Van Gogh

Van Gogh. Sempre ele. O primeiro quadro que tive num quarto que pude chamar de meu, ainda na infância, e que não fosse decoração de bebê, foi esse. Estrada com Cipreste e Estrela. Road with Cypress and Star. Não é meu preferido. Mas sempre foi o mais meu. Minha paisagem. Minha janela. Meu canto de estudos, meu enfeite. O quadro do meu quarto. Devido às muitas mudanças dos últimos anos ele já não era meu quadro do quarto. Por três anos esteve engavetado. Eis que hoje escrevo sob as bênçãos da estrada, do cipreste, dos trabalhadores cansados que compõe a paisagem, do pequeno chalé ao fundo, da carroça que segue com duas pessoas dentro e das estrelas. Eis que hoje voltei a ter meu Van Gogh no meu quarto. No nosso quarto. Ele não é mais só meu. Não pendurei os quadros sozinha, muito pelo contrário.

A nova casa está pronta. A nova vida já começou, enquanto eu, muito preocupada em fazer a vida funcionar, já vinha vivendo-a há pelo menos um mês, quiçá dois, e na pressa de ser responsável, mal vi a vida que vinha vivendo. Hoje ela está estampada nas minhas paredes. Não vivo mais na minha torre solitária, tão minha, só minha. Meu império de pouquíssimos metros quadrados. Me sentei no sofá no final da tarde, louça lavada, roupa na máquina, geladeira cheia de comida, quadros na parede e me vi na nossa casa. Na minha casa que não é mais só minha. E mais que isso, o muito mais talvez, não seja que ela não é mais só minha, é que é uma casa de verdade. Tem paredes de verdade, de tijolos, que dividem os aposentos. Aposentos, no plural. Não é grande, pelo contrário, mas é uma casa de adultos. Com quadros na parede. E meu Van Gogh lá. De novo. A terra é redonda e gira. A vida é cíclica. E a minha completou um belo giro, e começou um giro e tanto.

É carnaval. Ontem eu fiz faxina o dia todo. Hoje cozinhei e arrumei a casa. Foi bom. Também descansei da semana de trabalho novo. Sabe o que dizem das crianças, que precisam dormir mais, pois tudo é novidade e é necessário sono para consolidar o aprendizado e recuperar as energias, mais do que nos adultos. Sou criança de novo. Tenho sentido desespero diário por reiniciar o disco, para configurar as atualizações diárias. É um mundo novo.

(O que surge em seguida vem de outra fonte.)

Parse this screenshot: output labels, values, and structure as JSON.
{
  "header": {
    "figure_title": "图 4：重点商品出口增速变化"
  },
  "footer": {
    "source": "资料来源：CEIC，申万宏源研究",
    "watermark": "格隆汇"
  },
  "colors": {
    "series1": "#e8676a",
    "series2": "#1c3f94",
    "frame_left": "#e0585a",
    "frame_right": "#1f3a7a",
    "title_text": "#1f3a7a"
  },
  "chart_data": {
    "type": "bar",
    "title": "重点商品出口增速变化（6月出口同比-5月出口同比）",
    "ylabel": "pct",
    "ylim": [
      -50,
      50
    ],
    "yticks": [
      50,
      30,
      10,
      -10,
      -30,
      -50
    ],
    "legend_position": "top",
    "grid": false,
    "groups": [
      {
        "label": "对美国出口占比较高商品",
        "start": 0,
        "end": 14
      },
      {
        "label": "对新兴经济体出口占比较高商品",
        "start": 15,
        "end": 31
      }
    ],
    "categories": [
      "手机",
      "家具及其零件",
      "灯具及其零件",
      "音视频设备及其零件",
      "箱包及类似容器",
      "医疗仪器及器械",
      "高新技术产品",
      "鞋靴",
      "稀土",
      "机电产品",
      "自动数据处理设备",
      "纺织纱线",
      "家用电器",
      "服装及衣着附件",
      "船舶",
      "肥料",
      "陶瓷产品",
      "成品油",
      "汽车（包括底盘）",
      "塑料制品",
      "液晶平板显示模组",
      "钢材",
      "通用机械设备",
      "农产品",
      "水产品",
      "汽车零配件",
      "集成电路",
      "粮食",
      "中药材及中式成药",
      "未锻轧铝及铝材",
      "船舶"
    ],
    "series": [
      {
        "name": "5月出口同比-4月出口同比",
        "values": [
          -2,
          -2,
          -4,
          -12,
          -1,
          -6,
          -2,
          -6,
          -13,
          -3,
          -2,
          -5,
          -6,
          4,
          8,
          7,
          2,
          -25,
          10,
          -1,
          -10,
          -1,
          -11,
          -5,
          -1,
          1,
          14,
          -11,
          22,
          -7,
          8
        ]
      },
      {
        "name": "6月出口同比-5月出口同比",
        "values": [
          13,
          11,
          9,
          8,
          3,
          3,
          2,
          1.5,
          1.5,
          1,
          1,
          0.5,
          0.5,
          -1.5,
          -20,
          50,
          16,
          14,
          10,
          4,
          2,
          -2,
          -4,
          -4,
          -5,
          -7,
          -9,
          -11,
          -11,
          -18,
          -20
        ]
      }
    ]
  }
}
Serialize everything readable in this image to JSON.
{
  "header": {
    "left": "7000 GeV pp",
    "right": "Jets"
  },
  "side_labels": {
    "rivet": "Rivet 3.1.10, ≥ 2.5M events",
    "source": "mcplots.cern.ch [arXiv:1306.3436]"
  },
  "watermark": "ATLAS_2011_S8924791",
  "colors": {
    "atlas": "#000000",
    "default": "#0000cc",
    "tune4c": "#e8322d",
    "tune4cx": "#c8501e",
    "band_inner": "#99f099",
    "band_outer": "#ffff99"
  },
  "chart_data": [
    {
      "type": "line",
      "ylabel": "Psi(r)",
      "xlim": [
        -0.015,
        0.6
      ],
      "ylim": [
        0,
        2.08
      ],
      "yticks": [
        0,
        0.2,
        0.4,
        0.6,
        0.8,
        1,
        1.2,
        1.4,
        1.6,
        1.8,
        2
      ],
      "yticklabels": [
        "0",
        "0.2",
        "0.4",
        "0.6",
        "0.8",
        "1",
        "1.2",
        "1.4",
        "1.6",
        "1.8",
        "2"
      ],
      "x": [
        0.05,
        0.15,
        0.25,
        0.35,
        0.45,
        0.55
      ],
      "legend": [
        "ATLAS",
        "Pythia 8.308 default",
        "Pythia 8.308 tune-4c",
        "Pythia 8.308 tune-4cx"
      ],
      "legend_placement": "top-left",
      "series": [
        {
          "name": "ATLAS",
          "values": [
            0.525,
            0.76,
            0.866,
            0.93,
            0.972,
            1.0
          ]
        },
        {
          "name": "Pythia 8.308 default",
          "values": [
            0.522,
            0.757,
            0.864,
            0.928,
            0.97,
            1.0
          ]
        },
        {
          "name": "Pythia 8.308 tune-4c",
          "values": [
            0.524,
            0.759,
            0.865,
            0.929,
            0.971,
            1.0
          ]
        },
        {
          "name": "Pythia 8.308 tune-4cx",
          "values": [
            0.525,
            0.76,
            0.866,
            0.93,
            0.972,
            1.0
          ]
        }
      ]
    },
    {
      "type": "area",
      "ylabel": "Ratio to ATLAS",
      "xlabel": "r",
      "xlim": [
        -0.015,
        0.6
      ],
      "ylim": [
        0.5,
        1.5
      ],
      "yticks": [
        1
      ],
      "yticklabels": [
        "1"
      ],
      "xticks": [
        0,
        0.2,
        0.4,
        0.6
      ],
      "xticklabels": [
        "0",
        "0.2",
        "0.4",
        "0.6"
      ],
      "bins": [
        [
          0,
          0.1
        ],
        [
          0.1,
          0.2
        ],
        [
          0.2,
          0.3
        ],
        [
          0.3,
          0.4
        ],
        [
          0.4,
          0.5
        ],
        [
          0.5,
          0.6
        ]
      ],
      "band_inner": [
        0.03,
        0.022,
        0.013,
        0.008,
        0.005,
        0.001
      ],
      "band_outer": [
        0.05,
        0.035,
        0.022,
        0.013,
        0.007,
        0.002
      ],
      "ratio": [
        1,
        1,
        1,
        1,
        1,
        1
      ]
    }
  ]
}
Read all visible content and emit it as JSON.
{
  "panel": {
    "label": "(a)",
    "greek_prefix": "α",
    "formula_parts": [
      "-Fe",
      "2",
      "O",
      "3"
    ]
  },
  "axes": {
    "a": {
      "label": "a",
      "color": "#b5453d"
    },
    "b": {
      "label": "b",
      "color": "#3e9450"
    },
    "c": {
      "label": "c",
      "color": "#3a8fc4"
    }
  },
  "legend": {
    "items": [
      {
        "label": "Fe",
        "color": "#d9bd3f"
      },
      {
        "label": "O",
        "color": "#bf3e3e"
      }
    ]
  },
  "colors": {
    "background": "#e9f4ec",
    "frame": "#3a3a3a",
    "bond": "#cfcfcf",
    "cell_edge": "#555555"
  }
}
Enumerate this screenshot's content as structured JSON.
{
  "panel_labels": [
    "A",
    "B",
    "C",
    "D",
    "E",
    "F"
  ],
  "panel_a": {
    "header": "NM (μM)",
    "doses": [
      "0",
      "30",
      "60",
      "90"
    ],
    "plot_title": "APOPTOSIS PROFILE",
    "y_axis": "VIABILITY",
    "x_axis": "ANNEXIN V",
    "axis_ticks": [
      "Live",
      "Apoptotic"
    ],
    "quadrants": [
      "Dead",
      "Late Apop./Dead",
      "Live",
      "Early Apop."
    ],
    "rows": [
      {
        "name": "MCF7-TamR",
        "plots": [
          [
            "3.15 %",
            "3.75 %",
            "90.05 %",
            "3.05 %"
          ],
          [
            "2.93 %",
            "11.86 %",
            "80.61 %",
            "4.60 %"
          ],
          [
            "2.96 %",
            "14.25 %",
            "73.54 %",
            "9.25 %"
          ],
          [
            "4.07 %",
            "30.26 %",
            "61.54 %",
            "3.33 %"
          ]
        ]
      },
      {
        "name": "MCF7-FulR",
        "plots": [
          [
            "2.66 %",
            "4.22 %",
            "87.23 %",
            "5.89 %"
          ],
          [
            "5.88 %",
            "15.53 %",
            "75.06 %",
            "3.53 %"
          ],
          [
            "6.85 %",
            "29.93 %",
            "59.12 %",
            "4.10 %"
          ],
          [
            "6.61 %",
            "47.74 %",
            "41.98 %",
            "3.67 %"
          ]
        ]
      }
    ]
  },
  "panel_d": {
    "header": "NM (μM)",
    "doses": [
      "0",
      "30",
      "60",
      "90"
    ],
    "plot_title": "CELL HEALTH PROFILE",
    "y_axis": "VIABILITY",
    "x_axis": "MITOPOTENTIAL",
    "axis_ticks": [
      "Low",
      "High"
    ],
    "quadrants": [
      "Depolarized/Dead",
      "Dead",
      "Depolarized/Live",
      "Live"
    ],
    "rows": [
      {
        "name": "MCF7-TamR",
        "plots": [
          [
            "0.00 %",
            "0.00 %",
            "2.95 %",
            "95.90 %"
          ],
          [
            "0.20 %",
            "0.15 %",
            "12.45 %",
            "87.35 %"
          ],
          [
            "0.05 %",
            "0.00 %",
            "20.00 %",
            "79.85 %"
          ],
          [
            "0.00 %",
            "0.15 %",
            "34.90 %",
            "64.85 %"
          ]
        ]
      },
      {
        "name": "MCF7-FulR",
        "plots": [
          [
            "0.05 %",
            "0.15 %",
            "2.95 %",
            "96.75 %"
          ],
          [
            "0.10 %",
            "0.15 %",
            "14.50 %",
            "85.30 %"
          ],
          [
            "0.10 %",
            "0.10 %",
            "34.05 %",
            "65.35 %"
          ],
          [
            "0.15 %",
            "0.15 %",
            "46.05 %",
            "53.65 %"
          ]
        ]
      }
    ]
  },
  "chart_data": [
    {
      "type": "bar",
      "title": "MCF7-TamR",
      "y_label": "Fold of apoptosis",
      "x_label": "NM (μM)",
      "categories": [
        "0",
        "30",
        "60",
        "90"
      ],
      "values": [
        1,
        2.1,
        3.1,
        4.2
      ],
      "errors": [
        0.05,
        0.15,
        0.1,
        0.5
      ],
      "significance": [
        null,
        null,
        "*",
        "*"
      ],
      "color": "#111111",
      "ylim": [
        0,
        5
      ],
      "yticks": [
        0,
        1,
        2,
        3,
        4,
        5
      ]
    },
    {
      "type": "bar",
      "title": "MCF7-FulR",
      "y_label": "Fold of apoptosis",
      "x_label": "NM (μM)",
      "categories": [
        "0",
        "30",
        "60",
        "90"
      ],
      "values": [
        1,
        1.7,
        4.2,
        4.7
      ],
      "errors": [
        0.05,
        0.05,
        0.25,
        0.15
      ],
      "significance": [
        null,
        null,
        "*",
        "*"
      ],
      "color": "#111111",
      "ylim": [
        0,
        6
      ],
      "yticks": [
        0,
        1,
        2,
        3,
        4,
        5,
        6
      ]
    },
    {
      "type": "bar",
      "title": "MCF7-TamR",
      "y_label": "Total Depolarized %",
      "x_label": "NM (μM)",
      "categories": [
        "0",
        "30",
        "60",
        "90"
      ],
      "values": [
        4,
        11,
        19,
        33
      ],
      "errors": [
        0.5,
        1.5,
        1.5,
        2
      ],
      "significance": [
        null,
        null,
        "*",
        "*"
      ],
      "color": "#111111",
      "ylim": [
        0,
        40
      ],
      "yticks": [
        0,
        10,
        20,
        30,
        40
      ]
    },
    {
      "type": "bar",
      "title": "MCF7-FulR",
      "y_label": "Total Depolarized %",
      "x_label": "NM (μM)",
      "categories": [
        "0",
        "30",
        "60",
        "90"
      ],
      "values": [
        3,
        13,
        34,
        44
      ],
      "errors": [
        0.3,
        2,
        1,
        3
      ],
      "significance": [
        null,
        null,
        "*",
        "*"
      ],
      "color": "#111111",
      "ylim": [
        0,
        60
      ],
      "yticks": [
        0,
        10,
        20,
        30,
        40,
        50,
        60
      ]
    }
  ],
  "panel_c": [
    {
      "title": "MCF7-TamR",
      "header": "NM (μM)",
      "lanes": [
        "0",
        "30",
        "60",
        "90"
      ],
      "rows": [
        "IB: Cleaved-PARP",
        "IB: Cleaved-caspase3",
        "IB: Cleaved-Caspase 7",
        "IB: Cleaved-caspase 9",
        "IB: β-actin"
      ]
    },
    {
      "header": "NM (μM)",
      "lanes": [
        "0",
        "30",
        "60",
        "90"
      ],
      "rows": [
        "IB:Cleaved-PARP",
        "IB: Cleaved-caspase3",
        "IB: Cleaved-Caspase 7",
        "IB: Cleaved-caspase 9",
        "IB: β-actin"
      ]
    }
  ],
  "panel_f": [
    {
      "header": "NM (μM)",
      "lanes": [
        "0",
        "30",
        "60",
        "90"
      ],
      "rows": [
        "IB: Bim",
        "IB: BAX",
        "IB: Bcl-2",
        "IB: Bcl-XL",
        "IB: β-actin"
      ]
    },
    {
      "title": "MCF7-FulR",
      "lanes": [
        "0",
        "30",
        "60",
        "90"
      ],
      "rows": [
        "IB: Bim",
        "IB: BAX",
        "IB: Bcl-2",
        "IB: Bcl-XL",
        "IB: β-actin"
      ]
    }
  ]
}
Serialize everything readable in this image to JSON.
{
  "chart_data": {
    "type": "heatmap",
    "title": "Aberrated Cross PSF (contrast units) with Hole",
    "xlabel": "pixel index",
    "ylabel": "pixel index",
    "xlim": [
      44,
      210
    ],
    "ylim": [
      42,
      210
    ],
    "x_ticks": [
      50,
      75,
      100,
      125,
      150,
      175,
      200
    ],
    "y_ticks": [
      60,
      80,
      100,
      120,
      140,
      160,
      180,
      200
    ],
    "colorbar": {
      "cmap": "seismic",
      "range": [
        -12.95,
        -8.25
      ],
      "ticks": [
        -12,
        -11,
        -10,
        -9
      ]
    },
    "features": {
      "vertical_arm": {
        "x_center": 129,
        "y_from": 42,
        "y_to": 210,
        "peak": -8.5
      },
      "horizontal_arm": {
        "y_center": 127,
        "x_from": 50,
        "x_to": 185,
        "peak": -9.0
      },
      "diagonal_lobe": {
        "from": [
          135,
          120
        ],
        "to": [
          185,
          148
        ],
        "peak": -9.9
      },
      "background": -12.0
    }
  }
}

Cidade nova, casa nova, emprego novo, namorado novo, vida a dois, tudo novo. As ruas são novas, os caminhos me distraem. O emprego é novo, as crianças são outras, o material bonito me distrai. A casa é nova, as necessidades de arrumações e reparos me distraem. O namorado é novo, tudo me distrai. Preciso reiniciar e configurar as atualizações de disco. Ainda bem que meu HD tem boa memória.

220V, 110V. Eletrodomésticos novos. A voltagem me distrai. E-mail do orientador. Novos professores me distraem. Mensagem inbox do facebook, projeto novo, aulas voluntárias. As oportunidades me distraem. Pastel na feira. Cesta de orgânicos. Mercado novo. As gondolas de mercadorias me distraem. 3G, 4G, cabo, fibra ótica. Wi-fi ainda não foi instalado, a falta de internet me distrai. Dados rolam sobre a mesa, cartas trocam de mão, peças vermelhas, peças brancas, fichas, cadê a lapiseira? Jogos me distraem. É sua vez. É minha vez.

É minha vez. Nada me distrai mais do que a atenção que posso gastar comigo mesma. Vinte oito anos e agora minha vida é minha. Plena. Toda minha. Cheia. Atribulada. Como não poderia deixar de ser essa minha vida de JuReMa. Como não me ocupar vinte quatro horas, sete dias, doze meses? Como não fazer trabalhos voluntários, estudar, trabalhar, escrever, ler, blogar? Cozinhar, lavar, passar(?), arrumar, ir ao mercado? Como não ser JuReMa. Ser JuReMa é bom. Sofia saiu das páginas. Está vivendo plenamente a história que escreve para si própria. No pulso trago para sempre minha cidade. Nas costas trago para sempre meus pais. E os pássaros. E a música. A combinação perfeita das minhas asas. Voo nas minhas asas. Me carrego dentro do meu próprio sonho, e não há mais como distinguir realidade da fantasia. Virei palavras e as palavras viram realidade a cada carácter impresso no papel.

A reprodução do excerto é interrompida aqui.